Freud: pai.
- Filha, o que você está fazendo aí?
- Fumando.
- O que a gente conversou sobre isso?
- Eu sei, mas é que no momento, eu meio que preciso disso, sabe? Pra tirar minhas angústias e soprar com a fumaça do cigarro.
Ela olhava ao fundo da paisagem rural como se pudesse ver de fato alguma coisa naquela escuridão. Ela mirou num brilho forte que vinha de uma das casas, como se aquela luzinha, uma luz vinda da eletricidade, pudesse dar algumas respostas de que ela precisava.
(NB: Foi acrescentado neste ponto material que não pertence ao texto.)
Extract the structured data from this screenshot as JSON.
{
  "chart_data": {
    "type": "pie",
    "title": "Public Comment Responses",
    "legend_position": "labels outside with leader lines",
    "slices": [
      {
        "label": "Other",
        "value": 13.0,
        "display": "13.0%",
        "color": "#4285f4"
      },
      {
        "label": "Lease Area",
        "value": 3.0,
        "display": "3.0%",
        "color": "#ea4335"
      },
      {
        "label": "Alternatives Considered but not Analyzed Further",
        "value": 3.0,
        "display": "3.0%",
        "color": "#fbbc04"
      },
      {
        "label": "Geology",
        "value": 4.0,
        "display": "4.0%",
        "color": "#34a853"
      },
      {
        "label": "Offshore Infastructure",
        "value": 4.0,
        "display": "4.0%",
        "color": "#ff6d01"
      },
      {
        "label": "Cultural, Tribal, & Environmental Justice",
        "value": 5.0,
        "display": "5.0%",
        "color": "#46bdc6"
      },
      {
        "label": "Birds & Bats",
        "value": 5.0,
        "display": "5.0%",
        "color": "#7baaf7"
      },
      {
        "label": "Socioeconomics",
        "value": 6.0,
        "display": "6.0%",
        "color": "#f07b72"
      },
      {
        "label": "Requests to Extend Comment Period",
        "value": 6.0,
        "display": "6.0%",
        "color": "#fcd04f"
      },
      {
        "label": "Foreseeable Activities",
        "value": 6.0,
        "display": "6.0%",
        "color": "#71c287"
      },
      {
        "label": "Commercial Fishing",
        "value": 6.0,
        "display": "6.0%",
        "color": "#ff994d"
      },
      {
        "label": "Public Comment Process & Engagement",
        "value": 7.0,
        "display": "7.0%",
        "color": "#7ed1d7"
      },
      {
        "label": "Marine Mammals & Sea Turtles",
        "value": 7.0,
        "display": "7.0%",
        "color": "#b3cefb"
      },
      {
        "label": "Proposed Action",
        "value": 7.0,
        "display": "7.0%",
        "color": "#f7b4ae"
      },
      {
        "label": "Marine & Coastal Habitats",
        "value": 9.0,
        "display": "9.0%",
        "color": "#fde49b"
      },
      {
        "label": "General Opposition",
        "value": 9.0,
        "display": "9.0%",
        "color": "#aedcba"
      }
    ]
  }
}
Por dentro, sentia que havia desapontado demais quem mais a amou e quem ela mais amava, mas sabia que tinha que escolher por conta própria, mesmo que isso significasse escolhas ruins.
Ele sentou ao seu lado, pediu um trago — o primeiro em 10 anos desde que ele havia decidido largar o vício — , ela hesitou, mas entregou-lhe o cilindro cancerígeno de palha, sem filtro. Acendeu, porque a essa altura tinha apagado, como sempre.
Ela sabia que estava se entregando, não a um amor, não a um projeto de vida, mas a uma coisa demonizada tanto pelo seu pai quanto pelo resto das pessoas com as quais ela se importava. Eles jamais entenderiam. Ela, ao contrário, sabia exatamente onde estava se metendo e sabia que aquilo poderia ser o começo do fim.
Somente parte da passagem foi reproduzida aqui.